Neue NRW-Landesregierung will LBO-Novelle aussetzen

Die neue Landesregierung von NRW aus CDU und FDP plant die Aussetzung der novellierten Landesbauordnung (LBO). Die Neufassung wurde am 28. Dezember 2016 verkündet und sollte in ihren wesentlichen Teilen eigentlich im Dezember 2017 in Kraft treten.

Bild Paragraf Recht

Juni 2017 / Von André Gesellchen. Im gerade vorgelegten Koalitionsvertrag zwischen NRW-CDU und -FDP findet sich das konkrete Vorhaben der neuen Landesregierung, diese Novelle der LBO mit einem Moratorium auszusetzen.
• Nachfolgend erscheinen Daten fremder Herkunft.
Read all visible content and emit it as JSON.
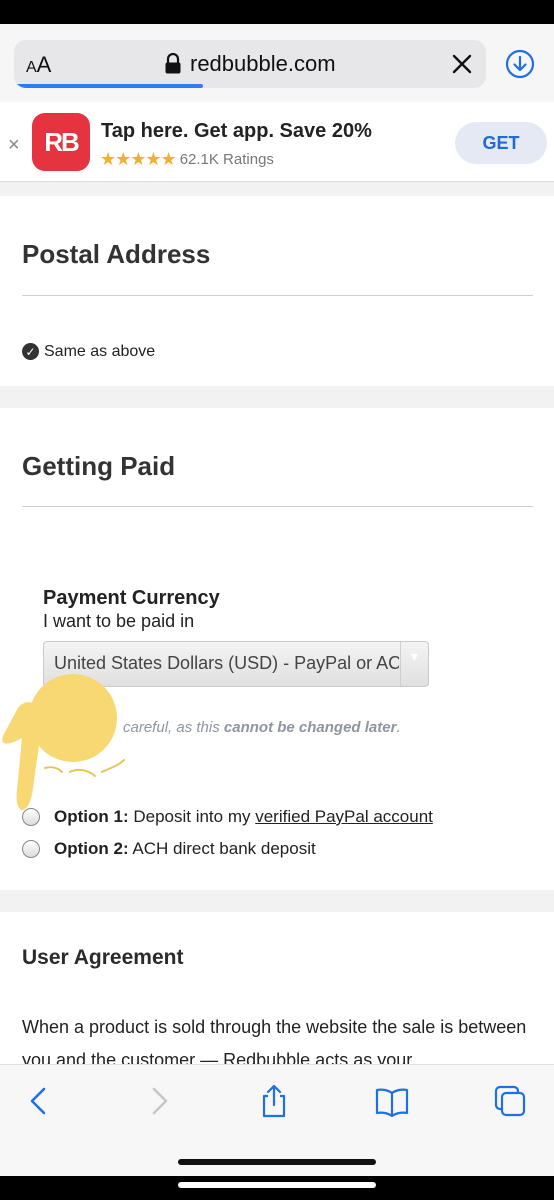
{
  "browser": {
    "aa_big": "A",
    "aa_small": "A",
    "url": "redbubble.com",
    "load_progress": 0.4
  },
  "app_banner": {
    "logo_text": "RB",
    "title": "Tap here. Get app. Save 20%",
    "stars": "★★★★★",
    "ratings": "62.1K Ratings",
    "get_label": "GET",
    "close_symbol": "×"
  },
  "postal": {
    "title": "Postal Address",
    "same_as_above_label": "Same as above",
    "same_as_above_checked": true
  },
  "getting_paid": {
    "title": "Getting Paid",
    "currency_heading": "Payment Currency",
    "currency_subtext": "I want to be paid in",
    "currency_selected": "United States Dollars (USD) - PayPal or ACH",
    "warning_prefix": "careful, as this ",
    "warning_bold": "cannot be changed later",
    "warning_suffix": ".",
    "option1_bold": "Option 1:",
    "option1_text": " Deposit into my ",
    "option1_link": "verified PayPal account",
    "option2_bold": "Option 2:",
    "option2_text": " ACH direct bank deposit"
  },
  "agreement": {
    "title": "User Agreement",
    "text": "When a product is sold through the website the sale is between you and the customer — Redbubble acts as your"
  },
  "colors": {
    "accent": "#2c7cf6",
    "brand": "#e5333f",
    "star": "#f3b02a",
    "pointer": "#f8d872"
  },
  "icons": [
    "lock-icon",
    "clear-icon",
    "download-icon",
    "back-icon",
    "forward-icon",
    "share-icon",
    "bookmarks-icon",
    "tabs-icon",
    "pointing-hand-icon"
  ]
}
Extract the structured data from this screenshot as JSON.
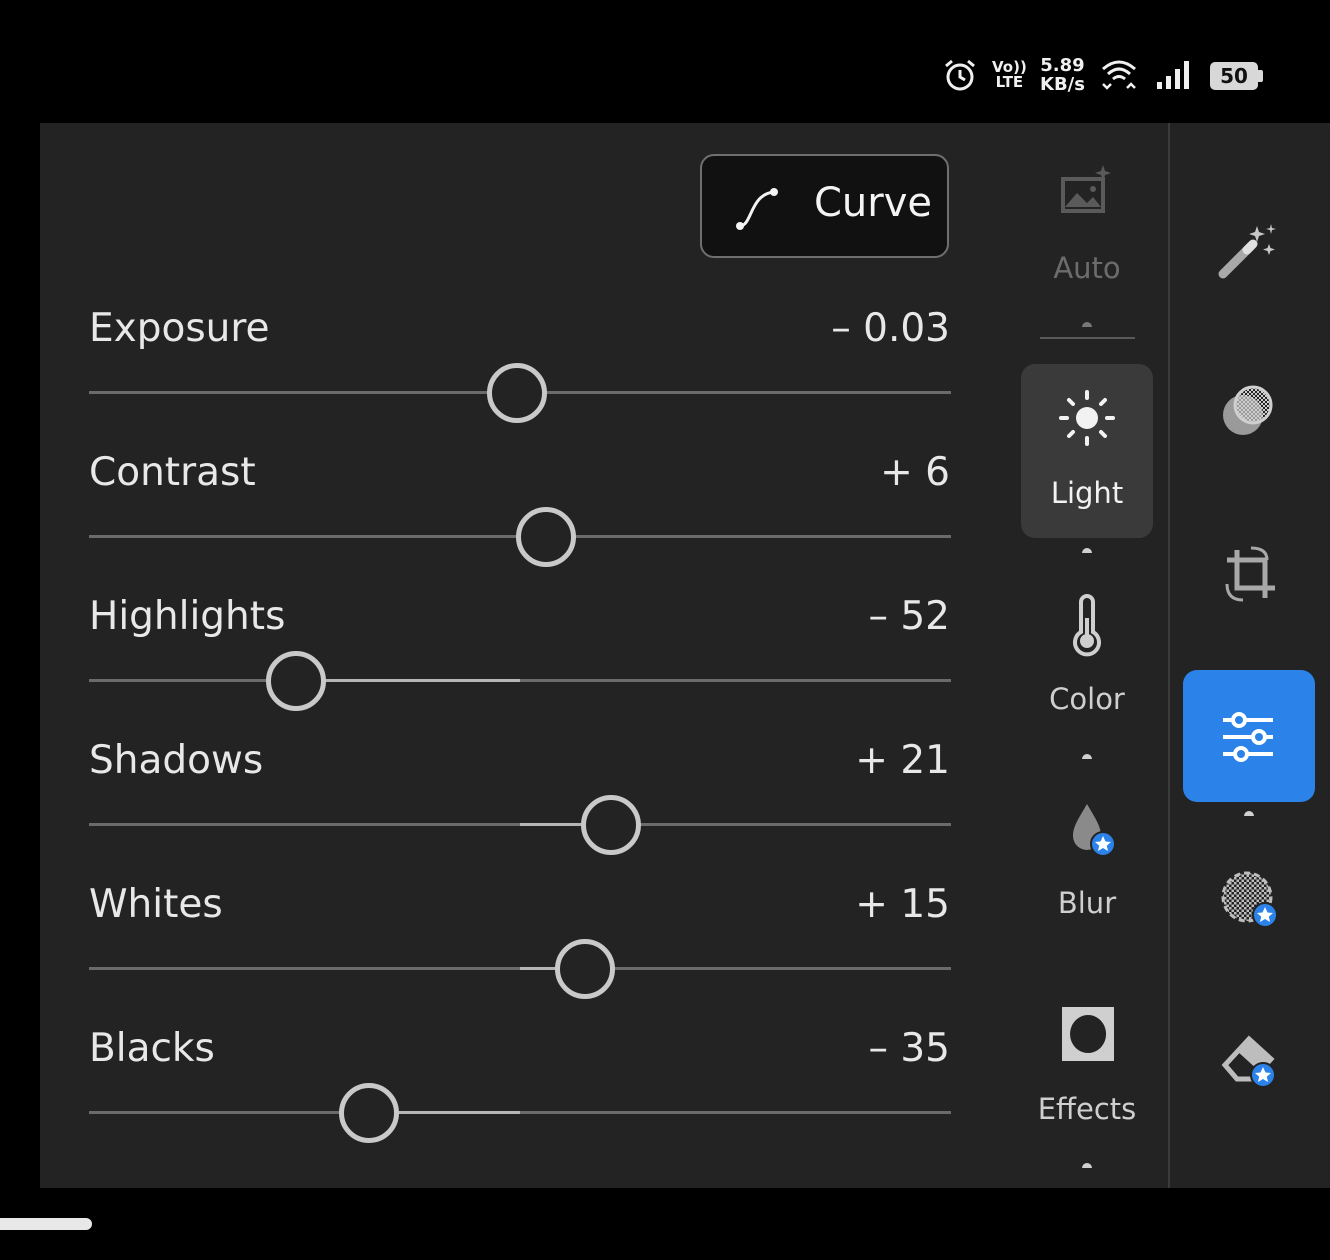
{
  "status_bar": {
    "alarm_icon": "alarm-clock-icon",
    "volte_top": "Vo))",
    "volte_bottom": "LTE",
    "speed_value": "5.89",
    "speed_unit": "KB/s",
    "battery": "50"
  },
  "curve_button": {
    "label": "Curve",
    "icon": "curve-icon"
  },
  "sliders": [
    {
      "label": "Exposure",
      "value": "– 0.03",
      "numeric": -0.03,
      "range": [
        -5,
        5
      ]
    },
    {
      "label": "Contrast",
      "value": "+ 6",
      "numeric": 6,
      "range": [
        -100,
        100
      ]
    },
    {
      "label": "Highlights",
      "value": "– 52",
      "numeric": -52,
      "range": [
        -100,
        100
      ]
    },
    {
      "label": "Shadows",
      "value": "+ 21",
      "numeric": 21,
      "range": [
        -100,
        100
      ]
    },
    {
      "label": "Whites",
      "value": "+ 15",
      "numeric": 15,
      "range": [
        -100,
        100
      ]
    },
    {
      "label": "Blacks",
      "value": "– 35",
      "numeric": -35,
      "range": [
        -100,
        100
      ]
    }
  ],
  "tools": [
    {
      "label": "Auto",
      "icon": "auto-image-icon",
      "active": false
    },
    {
      "label": "Light",
      "icon": "sun-icon",
      "active": true
    },
    {
      "label": "Color",
      "icon": "thermometer-icon",
      "active": false
    },
    {
      "label": "Blur",
      "icon": "drop-premium-icon",
      "active": false
    },
    {
      "label": "Effects",
      "icon": "vignette-icon",
      "active": false
    }
  ],
  "rail": [
    {
      "icon": "magic-wand-icon",
      "active": false
    },
    {
      "icon": "masking-icon",
      "active": false
    },
    {
      "icon": "crop-icon",
      "active": false
    },
    {
      "icon": "edit-sliders-icon",
      "active": true
    },
    {
      "icon": "healing-premium-icon",
      "active": false
    },
    {
      "icon": "eraser-premium-icon",
      "active": false
    }
  ],
  "colors": {
    "accent": "#2b83ea",
    "panel": "#232323",
    "knob": "#c9c9c9"
  }
}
Mit inhaltlichen Änderungen u.a. zu Abstandsflächen und einer stärkeren Angleichung an die Musterbauordnung (MBO) soll eine weitere Neufassung dann "schnellstmöglich in Kraft" gesetzt werden.
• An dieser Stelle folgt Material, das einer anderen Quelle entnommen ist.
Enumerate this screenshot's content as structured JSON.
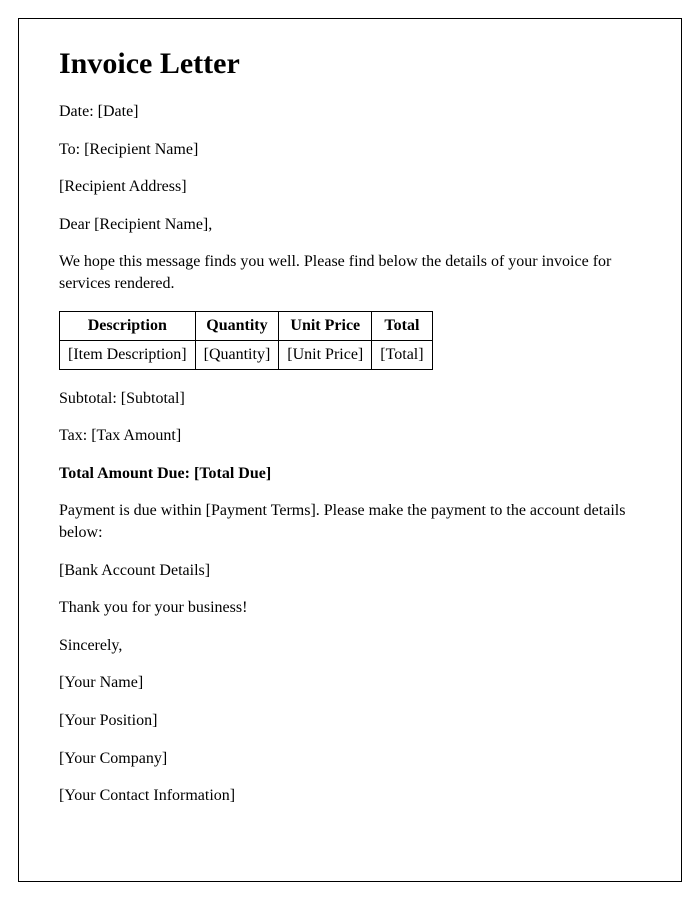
{
  "title": "Invoice Letter",
  "date_line": "Date: [Date]",
  "to_line": "To: [Recipient Name]",
  "recipient_address": "[Recipient Address]",
  "salutation": "Dear [Recipient Name],",
  "intro": "We hope this message finds you well. Please find below the details of your invoice for services rendered.",
  "table": {
    "headers": [
      "Description",
      "Quantity",
      "Unit Price",
      "Total"
    ],
    "row": [
      "[Item Description]",
      "[Quantity]",
      "[Unit Price]",
      "[Total]"
    ]
  },
  "subtotal": "Subtotal: [Subtotal]",
  "tax": "Tax: [Tax Amount]",
  "total_due": "Total Amount Due: [Total Due]",
  "payment_terms": "Payment is due within [Payment Terms]. Please make the payment to the account details below:",
  "bank_details": "[Bank Account Details]",
  "thank_you": "Thank you for your business!",
  "closing": "Sincerely,",
  "your_name": "[Your Name]",
  "your_position": "[Your Position]",
  "your_company": "[Your Company]",
  "your_contact": "[Your Contact Information]"
}
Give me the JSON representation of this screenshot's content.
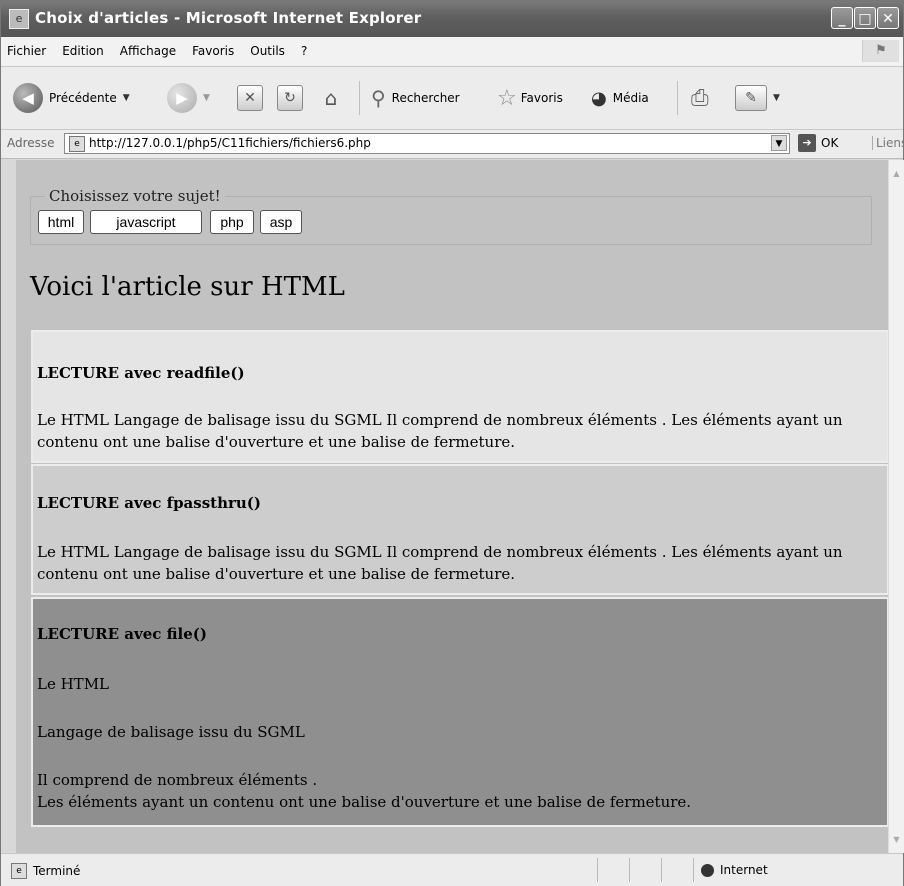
{
  "window": {
    "title": "Choix d'articles - Microsoft Internet Explorer"
  },
  "menu": [
    "Fichier",
    "Edition",
    "Affichage",
    "Favoris",
    "Outils",
    "?"
  ],
  "toolbar": {
    "back_label": "Précédente",
    "search_label": "Rechercher",
    "favorites_label": "Favoris",
    "media_label": "Média"
  },
  "address": {
    "label": "Adresse",
    "url": "http://127.0.0.1/php5/C11fichiers/fichiers6.php",
    "go_label": "OK",
    "links_label": "Liens"
  },
  "page": {
    "legend": "Choisissez votre sujet!",
    "subjects": [
      "html",
      "javascript",
      "php",
      "asp"
    ],
    "heading": "Voici l'article sur HTML",
    "sections": [
      {
        "title": "LECTURE avec readfile()",
        "text": "Le HTML Langage de balisage issu du SGML Il comprend de nombreux éléments . Les éléments ayant un contenu ont une balise d'ouverture et une balise de fermeture."
      },
      {
        "title": "LECTURE avec fpassthru()",
        "text": "Le HTML Langage de balisage issu du SGML Il comprend de nombreux éléments . Les éléments ayant un contenu ont une balise d'ouverture et une balise de fermeture."
      },
      {
        "title": "LECTURE avec file()",
        "lines": [
          "Le HTML",
          "Langage de balisage issu du SGML",
          "Il comprend de nombreux éléments .",
          "Les éléments ayant un contenu ont une balise d'ouverture et une balise de fermeture."
        ]
      }
    ]
  },
  "status": {
    "text": "Terminé",
    "zone": "Internet"
  }
}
CDU und FDP wollen in NRW durch neue Regelungen u.a. auch die aus Brandschutzsicht umstrittene "innerstädtischen Nachverdichtung" ausdrücklich fördern. Immerhin findet sich an einer Stelle der Zusatz "Unter Beachtung des Brandschutzes".
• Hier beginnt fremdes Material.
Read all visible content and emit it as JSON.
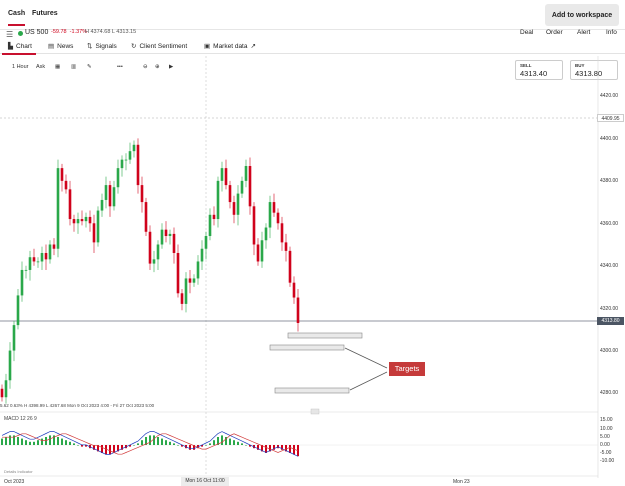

Zu diesen Plänen in Bezug auf das NRW-Baurecht heißt es im Koalitionsvertrag, der am 16.5.2017 veröffentlicht wurde, wörtlich (Hervorhebungen durch die Redaktion):

"Landesbauordnung

Wir werden das Bauordnungsrecht vereinfachen. Um insbesondere Handwerkern, Architekten und Ingenieuren, die auch in anderen Bundesländern tätig sind, die Arbeit zu erleichtern, werden wir die Landesbauordnung stärker an die Musterbauordnung angleichen. In einem ersten Schritt werden wir die Landesbauordnung mindestens in Bezug auf das Abstandsflächenrecht an die Musterbauordnung anpassen und damit Potenziale zur innerstädtischen Nachverdichtung freisetzen.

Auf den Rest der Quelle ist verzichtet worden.